The Washington Times said yesterday that it is sponsoring a worldwide fund-raising campaign to collect $14 million for the "contra" rebels in Nicaragua and has received a $100,000 commitment for the cause from the paper's owners, the Unification Church.

The Times campaign, coming just two weeks after the House rejected President Reagan's request for the same amount of aid to the contras, is among the most ambitious publicly announced initiatives so far to raise private money specifically for the anti-Sandinista guerrillas.

Arnaud de Borchgrave, the Times' editor, who has championed the contra cause on the paper's editorial page, announced in a front-page editorial yesterday that the newspaper is setting up a non-profit, public corporation that will oversee fund raising for the contras and that will operate independently of the paper's news operations.

The funds for the contras will go only for "humanitarian assistance" such as food, clothing and medical supplies, because federal law prohibits fund raising within the United States for weapons to be sent overseas, de Borchgrave said.

"This will be perfectly above-board, with no violation of any laws whatsoever," said de Borchgrave, who added that the drive is needed because "Congress is not willing to live up to its responsibilities.

"Unlike other papers, we are willing to put our money where our opinions are," de Borchgrave said.

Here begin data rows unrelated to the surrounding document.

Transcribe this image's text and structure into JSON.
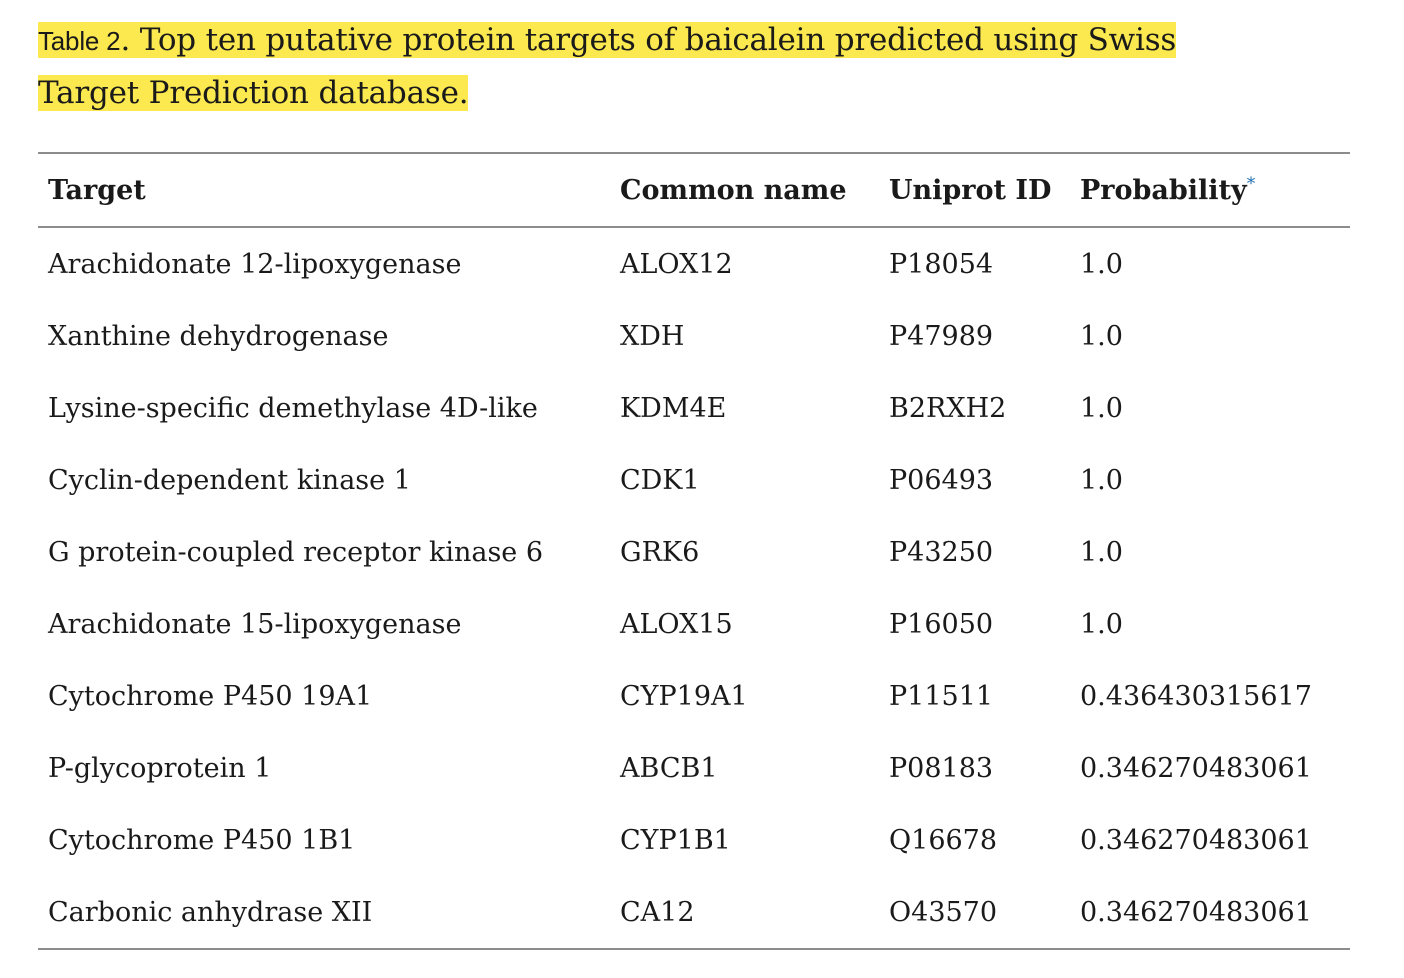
{
  "caption": {
    "label": "Table 2",
    "text": ". Top ten putative protein targets of baicalein predicted using Swiss Target Prediction database."
  },
  "table": {
    "headers": {
      "target": "Target",
      "common_name": "Common name",
      "uniprot_id": "Uniprot ID",
      "probability": "Probability",
      "probability_footnote": "*"
    },
    "rows": [
      {
        "target": "Arachidonate 12-lipoxygenase",
        "common_name": "ALOX12",
        "uniprot_id": "P18054",
        "probability": "1.0"
      },
      {
        "target": "Xanthine dehydrogenase",
        "common_name": "XDH",
        "uniprot_id": "P47989",
        "probability": "1.0"
      },
      {
        "target": "Lysine-specific demethylase 4D-like",
        "common_name": "KDM4E",
        "uniprot_id": "B2RXH2",
        "probability": "1.0"
      },
      {
        "target": "Cyclin-dependent kinase 1",
        "common_name": "CDK1",
        "uniprot_id": "P06493",
        "probability": "1.0"
      },
      {
        "target": "G protein-coupled receptor kinase 6",
        "common_name": "GRK6",
        "uniprot_id": "P43250",
        "probability": "1.0"
      },
      {
        "target": "Arachidonate 15-lipoxygenase",
        "common_name": "ALOX15",
        "uniprot_id": "P16050",
        "probability": "1.0"
      },
      {
        "target": "Cytochrome P450 19A1",
        "common_name": "CYP19A1",
        "uniprot_id": "P11511",
        "probability": "0.436430315617"
      },
      {
        "target": "P-glycoprotein 1",
        "common_name": "ABCB1",
        "uniprot_id": "P08183",
        "probability": "0.346270483061"
      },
      {
        "target": "Cytochrome P450 1B1",
        "common_name": "CYP1B1",
        "uniprot_id": "Q16678",
        "probability": "0.346270483061"
      },
      {
        "target": "Carbonic anhydrase XII",
        "common_name": "CA12",
        "uniprot_id": "O43570",
        "probability": "0.346270483061"
      }
    ]
  },
  "colors": {
    "highlight": "#fce94f",
    "rule": "#8c8c8c",
    "footnote_link": "#1f6fb2"
  }
}
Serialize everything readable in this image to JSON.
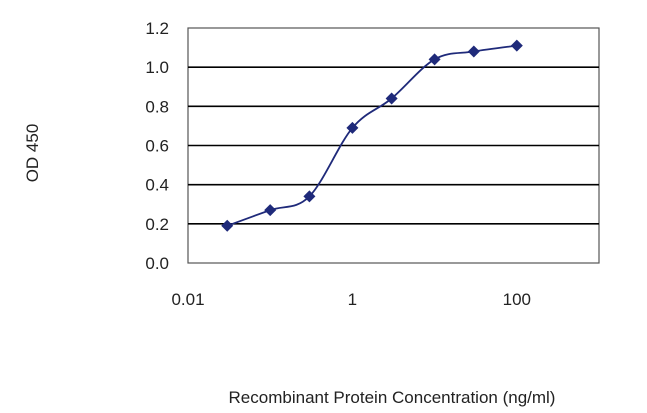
{
  "chart_data": {
    "type": "line",
    "title": "",
    "xlabel": "Recombinant Protein Concentration (ng/ml)",
    "ylabel": "OD 450",
    "x_scale": "log",
    "xlim": [
      0.01,
      1000
    ],
    "ylim": [
      0,
      1.2
    ],
    "x_ticks": [
      {
        "value": 0.01,
        "label": "0.01"
      },
      {
        "value": 1,
        "label": "1"
      },
      {
        "value": 100,
        "label": "100"
      }
    ],
    "y_ticks": [
      {
        "value": 0.0,
        "label": "0.0"
      },
      {
        "value": 0.2,
        "label": "0.2"
      },
      {
        "value": 0.4,
        "label": "0.4"
      },
      {
        "value": 0.6,
        "label": "0.6"
      },
      {
        "value": 0.8,
        "label": "0.8"
      },
      {
        "value": 1.0,
        "label": "1.0"
      },
      {
        "value": 1.2,
        "label": "1.2"
      }
    ],
    "grid": "horizontal",
    "legend": "none",
    "series": [
      {
        "x": [
          0.03,
          0.1,
          0.3,
          1,
          3,
          10,
          30,
          100
        ],
        "y": [
          0.19,
          0.27,
          0.34,
          0.69,
          0.84,
          1.04,
          1.08,
          1.11
        ],
        "color": "#1f2a7a",
        "marker": "diamond"
      }
    ]
  }
}
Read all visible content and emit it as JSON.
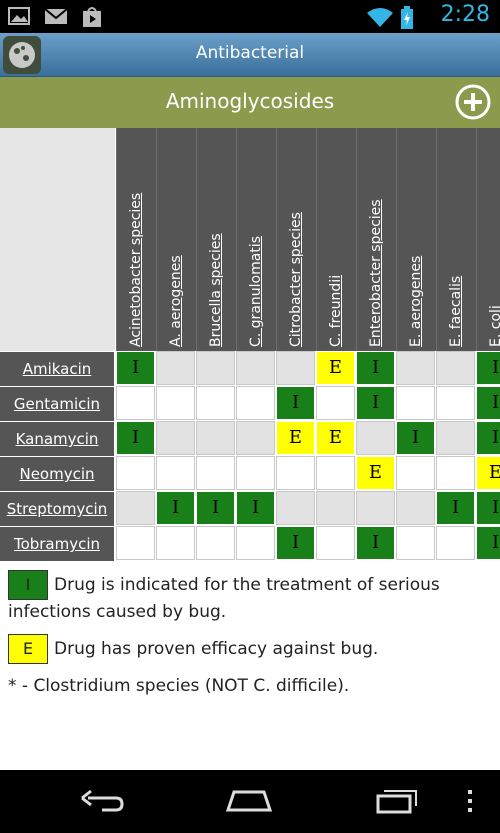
{
  "status": {
    "time": "2:28",
    "icons": [
      "image-icon",
      "gmail-icon",
      "play-store-icon",
      "wifi-icon",
      "battery-charging-icon"
    ]
  },
  "app": {
    "title": "Antibacterial"
  },
  "header": {
    "title": "Aminoglycosides"
  },
  "colors": {
    "indicated": "#198019",
    "efficacy": "#ffff00",
    "header_bg": "#555555",
    "subbar": "#8c9a4e"
  },
  "columns": [
    "Acinetobacter species",
    "A. aerogenes",
    "Brucella species",
    "C. granulomatis",
    "Citrobacter species",
    "C. freundii",
    "Enterobacter species",
    "E. aerogenes",
    "E. faecalis",
    "E. coli"
  ],
  "rows": [
    {
      "drug": "Amikacin",
      "cells": [
        "I",
        "",
        "",
        "",
        "",
        "E",
        "I",
        "",
        "",
        "I"
      ]
    },
    {
      "drug": "Gentamicin",
      "cells": [
        "",
        "",
        "",
        "",
        "I",
        "",
        "I",
        "",
        "",
        "I"
      ]
    },
    {
      "drug": "Kanamycin",
      "cells": [
        "I",
        "",
        "",
        "",
        "E",
        "E",
        "",
        "I",
        "",
        "I"
      ]
    },
    {
      "drug": "Neomycin",
      "cells": [
        "",
        "",
        "",
        "",
        "",
        "",
        "E",
        "",
        "",
        "E"
      ]
    },
    {
      "drug": "Streptomycin",
      "cells": [
        "",
        "I",
        "I",
        "I",
        "",
        "",
        "",
        "",
        "I",
        "I"
      ]
    },
    {
      "drug": "Tobramycin",
      "cells": [
        "",
        "",
        "",
        "",
        "I",
        "",
        "I",
        "",
        "",
        "I"
      ]
    }
  ],
  "legend": {
    "indicated_key": "I",
    "indicated_line1": "Drug is indicated for the treatment of serious",
    "indicated_line2": "infections caused by bug.",
    "efficacy_key": "E",
    "efficacy_text": "Drug has proven efficacy against bug.",
    "note": "* - Clostridium species (NOT C. difficile)."
  }
}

The Times campaign was immediately welcomed yesterday by a Washington spokesman for the Nicaraguan Democratic Force (FDN), the largest of the rebel groups. FDN official Bosco Matamoros said the money for food and clothing would free up funds which the group can use "for other supplies."

"We have our people in the mountains who are struggling for Nicaragua . . . who are dying, who are suffering, who need this assistance," said Matamoros, who added that he personally called de Borchgrave yesterday to "express our gratitude for this effort."

De Borchgrave said he thought up the idea for the campaign on Sunday and won quick approval from Col. Bo Hi Pak, the top deputy to Unification Church leader Rev. Sun Myung Moon and president of News World Communications Inc., the parent company of the Times.

Pak "thought it was a great idea" and immediately pledged $100,000 to the drive, he said.

Since the editorial ran in yesterday's editions, "the phone has been ringing off the hook," de Borchgrave said. "I sleep in a couch in my office, and by 7 o'clock the calls started flowing in. People wanted to know where they can send the money."

The Times initiative comes while a number of closely related conservative groups such as the World Anti-Communist League (WACL) and the United States Council for World Freedom have been conducting independent fund-raising drives to funnel military and other aid to the contras.

Retired Army major general John K. Singlaub, the former chief of staff of U.S. forces in South Korea who heads both groups, said in a recent interview with Washington Post special correspondent Peter H. Stone that his group had raised almost $2 million outside the United States for arms for the rebels.

Adolfo Calero, political chief of the FDN, estimated that since Congress cut off aid to the contras last year, his group had received "close to $10 million" in private aid, about 40 percent of which he said was for arms and the rest for other forms of assistance.

But the full scale of private-sector aid to the contras has been difficult to determine, in part because many of the groups involved in raising money have described their efforts as being humanitarian aid to refugees in Honduras, where many of the families of Nicaraguan contras are living.

One such group that has acknowledged providing refugee assistance is Causa, the Unification Church's anti-Communist political arm that is also headed by Pak. Retired general E. David Woellner, Causa's director of world services, said yesterday that food, clothing and other supplies the group shipped to Honduras last year went only to "refugees and orphans. Maybe they became orphans because the Communists killed their fathers and mothers."

De Borchgrave said the Times campaign has nothing to do with Causa's efforts, adding that the newspaper plans to announce a list of distinguished individuals who will head up the nonprofit corporation later this week.

Referring to the huge financial losses the Times has suffered since it began publishing three years ago, de Borchgrave said, "People ask, how can the paper afford to do this when it isn't making money? The answer is that, on important moral issues, our corporate owners are willing to lend extraordinary assistance."

White House spokesman Dale Petroskey declined to comment on the Times campaign yesterday. Asked about private fund-raising for the contras in general, he said, "It's not something we encourage or discourage . . . We would like to see the Congress fund the effort."